Euripides's masterpiece The Bacchae won a posthumous first-place prize for the author when it originally premiered at the City Dionysia in 405 BCE. However, it was not generally performed after the collapse of the classical world. In fact, the play's premiere in English did not occur until 1908, when the role of the great god Dionysus was played by none other than the actress Lillah McCarthy.
David Bullen has an excellent article on this production in the most recent issue of Theatre Notebook. Originally, Dionysus would have been played by a man, of course, given the conventions of Greek drama, and throughout the twentieth century, the part has almost always been cast as male. However, Bullen puts McCarthy's portrayal in the context of nineteenth-century actresses like Elizabeth Vestris who expanded the repertoire of female performers by taking on traditionally male roles.

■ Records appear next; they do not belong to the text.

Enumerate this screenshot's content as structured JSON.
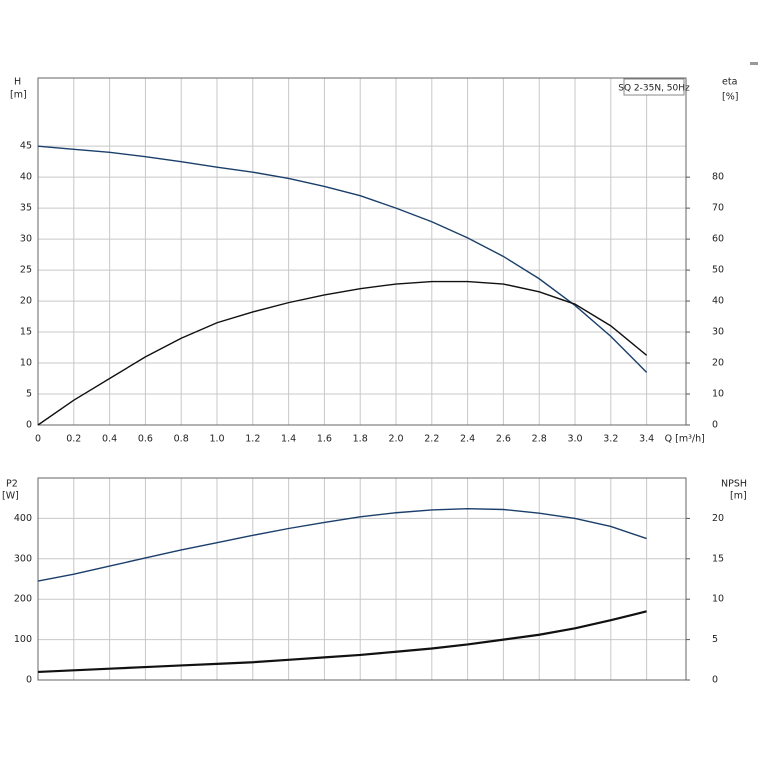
{
  "chart_data": [
    {
      "type": "line",
      "title": "SQ 2-35N, 50Hz",
      "ylabel": "H",
      "ylabel_unit": "[m]",
      "y2label": "eta",
      "y2label_unit": "[%]",
      "xlabel": "Q [m³/h]",
      "x": [
        0,
        0.2,
        0.4,
        0.6,
        0.8,
        1.0,
        1.2,
        1.4,
        1.6,
        1.8,
        2.0,
        2.2,
        2.4,
        2.6,
        2.8,
        3.0,
        3.2,
        3.4
      ],
      "series": [
        {
          "color": "#1b3f6b",
          "values": [
            45,
            44.5,
            44,
            43.3,
            42.5,
            41.6,
            40.8,
            39.8,
            38.5,
            37,
            35,
            32.8,
            30.2,
            27.2,
            23.6,
            19.3,
            14.3,
            8.5
          ]
        },
        {
          "color": "#111111",
          "axis": "y2",
          "values": [
            0,
            8,
            15,
            22,
            28,
            33,
            36.5,
            39.5,
            42,
            44,
            45.5,
            46.3,
            46.3,
            45.5,
            43,
            39,
            32,
            22.5
          ]
        }
      ],
      "xlim": [
        0,
        3.62
      ],
      "xticks": [
        0,
        0.2,
        0.4,
        0.6,
        0.8,
        {
          "value": 1.0,
          "label": "1.0"
        },
        1.2,
        1.4,
        1.6,
        1.8,
        {
          "value": 2.0,
          "label": "2.0"
        },
        2.2,
        2.4,
        2.6,
        2.8,
        {
          "value": 3.0,
          "label": "3.0"
        },
        3.2,
        3.4
      ],
      "ylim": [
        0,
        56
      ],
      "yticks": [
        0,
        5,
        10,
        15,
        20,
        25,
        30,
        35,
        40,
        45
      ],
      "y2lim": [
        0,
        112
      ],
      "y2ticks": [
        0,
        10,
        20,
        30,
        40,
        50,
        60,
        70,
        80
      ],
      "grid": true
    },
    {
      "type": "line",
      "ylabel": "P2",
      "ylabel_unit": "[W]",
      "y2label": "NPSH",
      "y2label_unit": "[m]",
      "x": [
        0,
        0.2,
        0.4,
        0.6,
        0.8,
        1.0,
        1.2,
        1.4,
        1.6,
        1.8,
        2.0,
        2.2,
        2.4,
        2.6,
        2.8,
        3.0,
        3.2,
        3.4
      ],
      "series": [
        {
          "color": "#1b3f6b",
          "values": [
            245,
            262,
            282,
            302,
            322,
            340,
            358,
            375,
            390,
            404,
            414,
            421,
            424,
            422,
            413,
            400,
            380,
            350
          ]
        },
        {
          "color": "#111111",
          "axis": "y2",
          "values": [
            1,
            1.2,
            1.4,
            1.6,
            1.8,
            2,
            2.2,
            2.5,
            2.8,
            3.1,
            3.5,
            3.9,
            4.4,
            5,
            5.6,
            6.4,
            7.4,
            8.5
          ]
        }
      ],
      "xlim": [
        0,
        3.62
      ],
      "xticks": [
        0,
        0.2,
        0.4,
        0.6,
        0.8,
        1.0,
        1.2,
        1.4,
        1.6,
        1.8,
        2.0,
        2.2,
        2.4,
        2.6,
        2.8,
        3.0,
        3.2,
        3.4
      ],
      "ylim": [
        0,
        500
      ],
      "yticks": [
        0,
        100,
        200,
        300,
        400
      ],
      "y2lim": [
        0,
        25
      ],
      "y2ticks": [
        0,
        5,
        10,
        15,
        20
      ],
      "grid": true
    }
  ]
}
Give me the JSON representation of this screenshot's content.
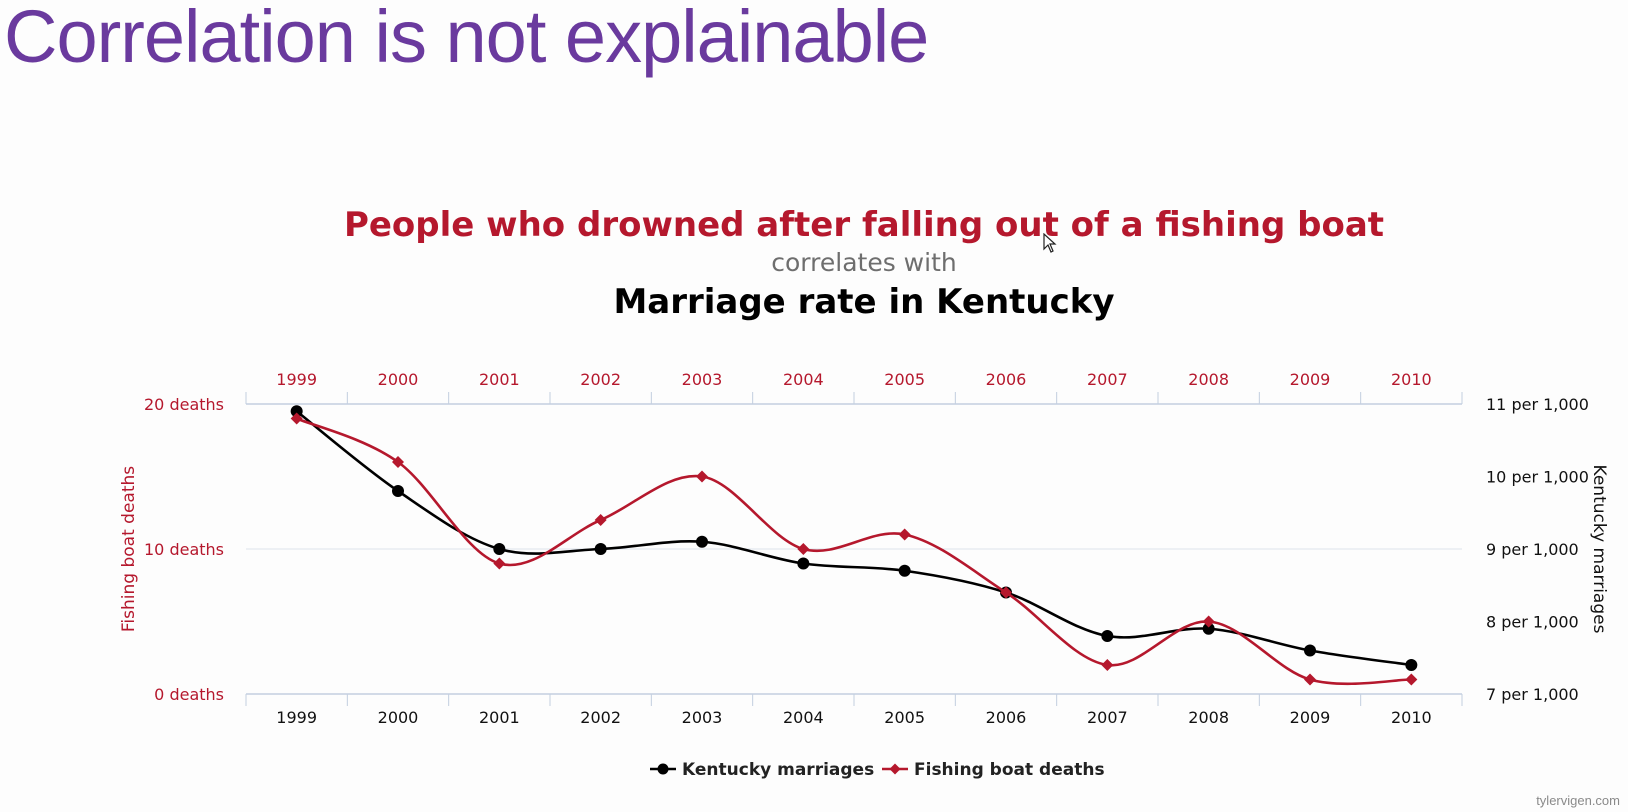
{
  "slide": {
    "title": "Correlation is not explainable",
    "credit": "tylervigen.com"
  },
  "chart_data": {
    "type": "line",
    "title": "People who drowned after falling out of a fishing boat",
    "connector": "correlates with",
    "subtitle": "Marriage rate in Kentucky",
    "categories": [
      "1999",
      "2000",
      "2001",
      "2002",
      "2003",
      "2004",
      "2005",
      "2006",
      "2007",
      "2008",
      "2009",
      "2010"
    ],
    "left_axis": {
      "label": "Fishing boat deaths",
      "ticks": [
        "0 deaths",
        "10 deaths",
        "20 deaths"
      ],
      "tick_values": [
        0,
        10,
        20
      ],
      "range": [
        0,
        20
      ]
    },
    "right_axis": {
      "label": "Kentucky marriages",
      "ticks": [
        "7 per 1,000",
        "8 per 1,000",
        "9 per 1,000",
        "10 per 1,000",
        "11 per 1,000"
      ],
      "tick_values": [
        7,
        8,
        9,
        10,
        11
      ],
      "range": [
        7,
        11
      ]
    },
    "series": [
      {
        "name": "Kentucky marriages",
        "axis": "right",
        "color": "#000000",
        "marker": "circle",
        "values": [
          10.9,
          9.8,
          9.0,
          9.0,
          9.1,
          8.8,
          8.7,
          8.4,
          7.8,
          7.9,
          7.6,
          7.4
        ]
      },
      {
        "name": "Fishing boat deaths",
        "axis": "left",
        "color": "#b5182d",
        "marker": "diamond",
        "values": [
          19,
          16,
          9,
          12,
          15,
          10,
          11,
          7,
          2,
          5,
          1,
          1
        ]
      }
    ],
    "grid": true,
    "legend": "bottom-center"
  }
}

The 1908 production lasted only two matinees, due to a dispute between translator Gilbert Murray and director William Poel, who was famous for his stagings of Elizabethan classics but appears to have been unsuited for a Greek revival. In spite of the fact that the chorus was supposed to consist of frantic maenads, Poel had the women speaking the chorus's lines stay virtually still for the entire play, while other dancers playing maenads danced in a small space at the center of the stage.
McCarthy herself complained about Poel cutting many of her lines and having her stand like "a statue in Ivory & Gold." This was quite a change for the vigorous actress who had originated the role of Ann Whitefield in Bernard Shaw's Man and Superman. The production was apparently so far away from the Dionysian passion Murray imagined that the translator withdrew his consent. McCarthy asked Murray for permission to re-stage the piece if she could find a new director, but alas, nothing came of those plans.
Bullen argues that the ill-fated production still had an effect on British drama, though, including influencing Shaw's Misalliance. Shaw originally crafted the part of Lina Szczepanowska in that play for McCarthy, though the part ultimately went to another performer. Lina literally descends from the heavens in Misalliance (albeit in an airplane rather than on a cloud of glory) and introduces a new Bacchic energy into the lives of a rather staid English family. As Bullen notes, the play is not an adaptation of The Bacchae, but it is certainly influenced by it.
Even more important to Bullen is the play's engagement with the women's suffrage movement, which was backed by many of the artists involved in the production, McCarthy included. Sometimes simply performing a role can be a political act, and the on-stage maenads in many ways reflected the frenzied protests of suffrage advocates off the stage.